Doch ach! Awdej Iwanowitsch fragte ihn gar nicht aus Lust nach Bildung aus, sondern einfach so, Gott weiß weshalb. Vielleicht wollte er selbst durch einen Versuch feststellen, was für einen Kopf er, Lutschkow, habe: einen stumpfen oder nur einen ungeschulten. – Ich bin im Grunde genommen dumm, sagte er sich mehr als einmal mit einem bitteren Lächeln; dann richtete er sich auf, blickte frech und herausfordernd um sich und lächelte boshaft, wenn er merkte, daß einer der Kameraden seinen Blicken auswich.

»Ja, mein Bester, du bist klug und gebildet ...«, flüsterte er durch die Zähne. »Willst du aber nicht ... Du weißt schon was ...«

Die Herren Offiziere hielten sich über die so plötzlich geschlossene Freundschaft zwischen Kister und Lutschkow nicht sehr lange auf: Sie waren die seltsamen Launen des Kampfhahns gewöhnt.

»Da hat sich der Teufel mit einem Kindlein eingelassen!« sagten sie ...

Kister lobte überall seinen neuen Freund mit Begeisterung; man widersprach ihm nicht, weil man Lutschkow fürchtete; Lutschkow erwähnte in Gegenwart anderer niemals Kisters Namen, gab aber den Verkehr mit dem parfümierten Adjutanten auf.

Kap. 2

Die südrussischen Gutsbesitzer lieben es, Bälle zu geben, die Herren Offiziere einzuladen und sie mit ihren Töchtern zu verheiraten. Zehn Werst vom Dorfe Kirillowo entfernt lebte gerade so ein Gutsbesitzer, ein gewisser Herr Perekatow, der vierhundert leibeigene Seelen und ein recht geräumiges Haus besaß. Er hatte eine etwa achtzehnjährige Tochter, Maschenjka und eine Frau, Nenila Makarjewna. Herr Perekatow diente einst in der Kavallerie, hatte aber aus Liebe zum Landleben und aus Faulheit seinen Abschied genommen und sich einem ruhigen Leben hingegeben, wie es die mittleren Gutsbesitzer führen. Nenila Makarjewna stammte auf eine nicht ganz legitime Weise von einem sehr vornehmen Moskauer Herrn ab.

Ihr Beschützer hatte ihr in seinem Hause, was man so nennt, eine sorgfältige Erziehung gegeben, sich aber ihrer dann auf das erste Angebot hin recht schnell, wie einer unzuverlässigen Ware entledigt. Nenila Makarjewna war nicht hübsch; der vornehme Herr gab ihr nur zehntausend Rubel mit, und sie klammerte sich an den Herrn Perekatow. Dem Herrn Perekatow erschien es recht verführerisch, ein wohlerzogenes, kluges Mädchen zu heiraten – das schließlich auch mit dem vornehmen Würdenträger verwandt war.

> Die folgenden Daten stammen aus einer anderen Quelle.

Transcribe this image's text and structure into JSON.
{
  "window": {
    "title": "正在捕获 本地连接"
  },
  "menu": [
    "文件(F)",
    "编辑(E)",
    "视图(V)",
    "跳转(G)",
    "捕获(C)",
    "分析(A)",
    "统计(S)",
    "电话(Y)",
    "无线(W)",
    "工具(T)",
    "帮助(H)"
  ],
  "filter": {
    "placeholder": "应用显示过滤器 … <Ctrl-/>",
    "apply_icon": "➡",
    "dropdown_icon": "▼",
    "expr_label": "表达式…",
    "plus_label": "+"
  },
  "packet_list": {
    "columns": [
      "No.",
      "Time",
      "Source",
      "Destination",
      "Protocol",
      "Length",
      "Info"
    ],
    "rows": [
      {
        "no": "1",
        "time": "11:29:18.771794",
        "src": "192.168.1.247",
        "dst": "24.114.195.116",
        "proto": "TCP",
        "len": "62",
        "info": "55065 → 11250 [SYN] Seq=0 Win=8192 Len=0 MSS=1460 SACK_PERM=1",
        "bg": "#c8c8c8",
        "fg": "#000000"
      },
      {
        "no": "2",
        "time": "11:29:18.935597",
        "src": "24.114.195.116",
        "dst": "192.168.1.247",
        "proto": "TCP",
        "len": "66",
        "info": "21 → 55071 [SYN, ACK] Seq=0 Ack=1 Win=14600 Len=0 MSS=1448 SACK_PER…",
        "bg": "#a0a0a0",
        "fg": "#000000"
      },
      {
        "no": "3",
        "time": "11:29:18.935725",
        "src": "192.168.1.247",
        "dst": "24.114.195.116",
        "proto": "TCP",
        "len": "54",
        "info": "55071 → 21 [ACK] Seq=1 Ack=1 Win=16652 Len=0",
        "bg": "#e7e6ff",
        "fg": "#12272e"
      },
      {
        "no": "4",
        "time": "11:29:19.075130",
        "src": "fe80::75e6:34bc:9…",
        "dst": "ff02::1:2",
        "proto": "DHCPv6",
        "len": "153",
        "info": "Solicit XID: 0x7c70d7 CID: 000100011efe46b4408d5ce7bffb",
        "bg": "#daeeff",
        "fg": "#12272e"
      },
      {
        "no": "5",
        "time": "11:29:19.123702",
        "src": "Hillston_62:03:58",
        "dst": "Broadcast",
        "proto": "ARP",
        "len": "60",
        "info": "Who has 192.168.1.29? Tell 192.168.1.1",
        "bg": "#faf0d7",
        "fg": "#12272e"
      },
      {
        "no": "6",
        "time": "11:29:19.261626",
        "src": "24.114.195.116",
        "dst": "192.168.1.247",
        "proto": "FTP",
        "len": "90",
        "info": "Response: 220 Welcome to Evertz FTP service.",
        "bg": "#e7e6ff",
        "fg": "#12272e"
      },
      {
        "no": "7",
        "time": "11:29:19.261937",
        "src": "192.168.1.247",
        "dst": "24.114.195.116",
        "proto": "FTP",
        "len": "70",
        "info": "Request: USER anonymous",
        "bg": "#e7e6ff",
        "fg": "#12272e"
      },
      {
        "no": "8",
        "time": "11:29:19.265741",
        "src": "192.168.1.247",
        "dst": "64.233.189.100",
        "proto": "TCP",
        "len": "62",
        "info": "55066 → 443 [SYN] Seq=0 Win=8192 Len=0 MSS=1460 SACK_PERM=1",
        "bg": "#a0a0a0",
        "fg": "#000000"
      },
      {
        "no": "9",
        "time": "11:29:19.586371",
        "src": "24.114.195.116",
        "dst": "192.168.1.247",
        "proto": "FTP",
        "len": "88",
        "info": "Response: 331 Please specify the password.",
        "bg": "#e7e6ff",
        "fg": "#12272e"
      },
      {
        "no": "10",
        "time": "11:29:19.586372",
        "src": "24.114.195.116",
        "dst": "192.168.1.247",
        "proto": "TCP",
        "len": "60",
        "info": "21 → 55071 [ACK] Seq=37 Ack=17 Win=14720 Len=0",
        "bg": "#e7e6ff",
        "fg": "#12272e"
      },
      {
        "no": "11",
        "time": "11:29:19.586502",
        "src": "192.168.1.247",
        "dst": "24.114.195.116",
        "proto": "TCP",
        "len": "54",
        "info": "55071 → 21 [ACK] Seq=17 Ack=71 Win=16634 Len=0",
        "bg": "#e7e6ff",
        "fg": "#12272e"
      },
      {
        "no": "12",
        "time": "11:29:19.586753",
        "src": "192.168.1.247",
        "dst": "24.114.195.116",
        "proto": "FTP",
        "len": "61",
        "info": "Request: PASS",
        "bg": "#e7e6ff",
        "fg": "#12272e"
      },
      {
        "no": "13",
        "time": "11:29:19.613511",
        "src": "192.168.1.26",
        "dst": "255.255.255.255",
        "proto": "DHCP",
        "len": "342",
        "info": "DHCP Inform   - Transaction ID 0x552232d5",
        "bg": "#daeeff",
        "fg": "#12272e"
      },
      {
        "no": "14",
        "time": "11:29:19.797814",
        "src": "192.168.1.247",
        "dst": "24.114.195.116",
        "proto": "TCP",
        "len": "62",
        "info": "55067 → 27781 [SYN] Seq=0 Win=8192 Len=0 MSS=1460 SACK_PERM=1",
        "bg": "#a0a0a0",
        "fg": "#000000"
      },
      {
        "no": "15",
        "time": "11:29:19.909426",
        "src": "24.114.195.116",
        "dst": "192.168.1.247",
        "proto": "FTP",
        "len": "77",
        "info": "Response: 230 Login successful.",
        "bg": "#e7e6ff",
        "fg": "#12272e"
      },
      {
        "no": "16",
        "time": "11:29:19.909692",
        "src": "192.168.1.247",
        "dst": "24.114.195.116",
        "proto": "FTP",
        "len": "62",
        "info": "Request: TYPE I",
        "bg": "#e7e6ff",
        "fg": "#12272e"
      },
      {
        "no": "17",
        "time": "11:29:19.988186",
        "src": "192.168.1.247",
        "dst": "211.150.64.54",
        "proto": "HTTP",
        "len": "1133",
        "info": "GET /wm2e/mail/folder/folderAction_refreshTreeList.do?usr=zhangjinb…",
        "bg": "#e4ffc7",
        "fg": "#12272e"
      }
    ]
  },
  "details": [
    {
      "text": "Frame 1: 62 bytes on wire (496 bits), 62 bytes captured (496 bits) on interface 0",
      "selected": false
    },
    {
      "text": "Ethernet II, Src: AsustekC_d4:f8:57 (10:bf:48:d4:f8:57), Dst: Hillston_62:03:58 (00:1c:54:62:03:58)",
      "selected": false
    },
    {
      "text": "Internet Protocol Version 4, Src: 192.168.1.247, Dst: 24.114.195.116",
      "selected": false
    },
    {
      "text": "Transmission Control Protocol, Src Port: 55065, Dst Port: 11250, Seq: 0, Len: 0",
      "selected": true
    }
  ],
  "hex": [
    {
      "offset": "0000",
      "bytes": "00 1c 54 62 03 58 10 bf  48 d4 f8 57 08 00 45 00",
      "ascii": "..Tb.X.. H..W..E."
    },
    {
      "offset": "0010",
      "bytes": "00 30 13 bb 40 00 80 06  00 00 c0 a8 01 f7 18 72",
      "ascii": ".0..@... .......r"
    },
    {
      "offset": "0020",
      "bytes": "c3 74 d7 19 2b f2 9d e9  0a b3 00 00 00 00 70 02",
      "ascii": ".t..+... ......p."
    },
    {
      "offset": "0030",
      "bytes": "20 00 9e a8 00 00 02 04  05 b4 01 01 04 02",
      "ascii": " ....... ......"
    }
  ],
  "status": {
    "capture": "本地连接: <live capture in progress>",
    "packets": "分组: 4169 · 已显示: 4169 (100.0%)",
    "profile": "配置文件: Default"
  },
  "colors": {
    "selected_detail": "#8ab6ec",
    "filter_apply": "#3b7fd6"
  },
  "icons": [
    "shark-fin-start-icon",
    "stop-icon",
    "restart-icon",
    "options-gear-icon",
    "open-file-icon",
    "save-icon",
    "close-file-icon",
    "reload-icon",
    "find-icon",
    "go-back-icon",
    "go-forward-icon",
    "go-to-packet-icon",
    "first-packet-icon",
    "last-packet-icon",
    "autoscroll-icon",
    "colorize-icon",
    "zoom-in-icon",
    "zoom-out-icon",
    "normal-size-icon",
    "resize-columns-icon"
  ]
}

Der Würdenträger zeigte dem jungen Paar auch nach der Hochzeit seine Gewogenheit, das heißt, er ließ sich von ihnen gesalzene Wachteln schenken und sprach Perekatow mit: »Du mein Bester«, und zuweilen auch einfach mit »Du« an.

Nenila Makarjewna bekam ihren Gatten ganz in ihre Gewalt und wirtschaftete und verwaltete das Gut durchaus selbständig, übrigens in recht verständiger Weise; jedenfalls viel besser, als es Herr Perekatow verwaltet hätte. Sie bedrückte ihren Ehegenossen nicht zu sehr, hatte ihn aber ganz in ihrer Hand und bestellte ihm sogar seine Kleider, und zwar nach der englischen Mode. Auf ihren Befehl mußte sich Herr Perekatow einen kleinen Kinnbart stehenlassen, der den Zweck hatte, eine große Warze in Gestalt einer überreifen Himbeere, die er am Kinn hatte, zu verdecken. Nenila Makarjewna erzählte aber den Gästen, daß ihr Mann die Flöte blase und daß alle Flötisten sich unter der Unterlippe ein Bärtchen stehenlassen, um das Instrument bequemer halten zu können.